En plena adolescencia Jesús suscitó en mí una fuerte atracción por él. Me sentí fascinado por su persona y decidí, con todo el entusiasmo juvenil, no amar a nadie ni a nada más más que a él. Así, en los años de seminario, fui aceptando el celibato como algo connatural a la persona que ama a Jesucristo siguiendo sus huellas como pastor.
En aquellos años tuve un compañero que cuestionaba siempre mis decisiones de mayor calado y, por supuesto, también ponía en tela de juicio la llamada y mi decisión de ser célibe.
“Es algo antinatural, es perderte la oportunidad de amar y ser amado que hace a toda persona feliz”, me decía.

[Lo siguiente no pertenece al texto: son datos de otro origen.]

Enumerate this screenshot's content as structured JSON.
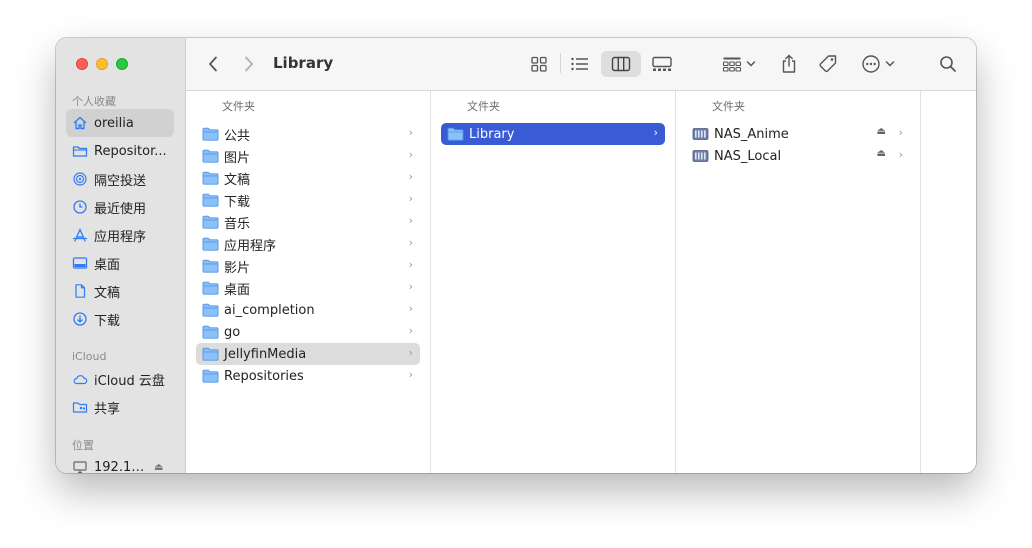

En aquel tiempo, desde la inexperiencia, tuve algún momento de confusión y de duda que no llegaron a turbarme demasiado. Poco a poco me di cuenta de cómo en decisiones como ésta, que tienen que ver con el sentido de toda una vida, hay que dejar que el tiempo, la gracia y la fidelidad vayan hablando. Hoy puedo decir, después de veintisiete años de sacerdote que para mí el celibato es expresión de la más apasionante historia de amor que he vivido y sigo viviendo.
El celibato ha sido para mí un don del amor de Jesucristo. Me he sabido amado por él mucho antes de comenzarle a amar. Me he sentido mirado con amor por él como el joven rico (Cfr. Mc 10,21), convocado a vivir con él como los primeros seguidores (Cfr. Jn 1,39), e invitado, como Juan, a recostar mi cabeza en su regazo (Cfr. Jn 13,23). Y, además, he visto como este amor lejos de desvanecerse en mi, cada día iba incrementándose.
De este modo, el celibato se convirtió también en una respuesta de amor al amor que se me dio de manera antecedente. Una respuesta encaminada a darme del todo, por entero, con un corazón indiviso. Una respuesta fraguada en la fidelidad al que tanto me ha amado inmerecidamente. Su amor por mí nunca ha languidecido, el mío por él tantas veces… Pero de nuevo su misericordia me rehabilitaba, una y otra vez, para seguir a su lado.
Tras unos años de ministerio sacerdotal apareció otra persona que cuestionó, purificó y terminó potenciando mi vivencia se ser célibe.
Me dijo: “Puede ser un amor, pero etéreo, adolescente, sin base real”.
De nuevo el tiempo y la gracia me han ido ayudando a superar esta objeción. Amo a Jesucristo, no como si estuviera más allá de las nubes, sino al que está en la proximidad del hermano. Sobre todo le amo cuando éste se me muestra empobrecido, dolorido o despreciado.
Pero, además, este amor lo vivo concreto en la comunidad cristiana a quien sirvo. Fue el sacramento del Orden el que me hizo signo de Cristo Pastor e hizo brotar en mi corazón una fuente de amor desmedido, que no es otra cosa sino la caridad pastoral. En la comunidad me siento amado y amando de modo real y concreto a Jesucristo. Veo mi vida encaminada a la felicidad que anhelo en este ejercicio del amor.
Hoy puedo decir, no sin el sonrojo y temblor del adolescente, que Jesús es mi amado. Pero ha sido la permanencia en su amor quien me lo ha ido mostrando a lo largo de estos años. Puedo decir que el celibato es en mi vida expresión de una historia de amor regalada por Jesús y torpemente respondida por mí en el amor a la Iglesia que pastoreo. Pero me ha hecho falta el tiempo y la gracia para comprenderlo.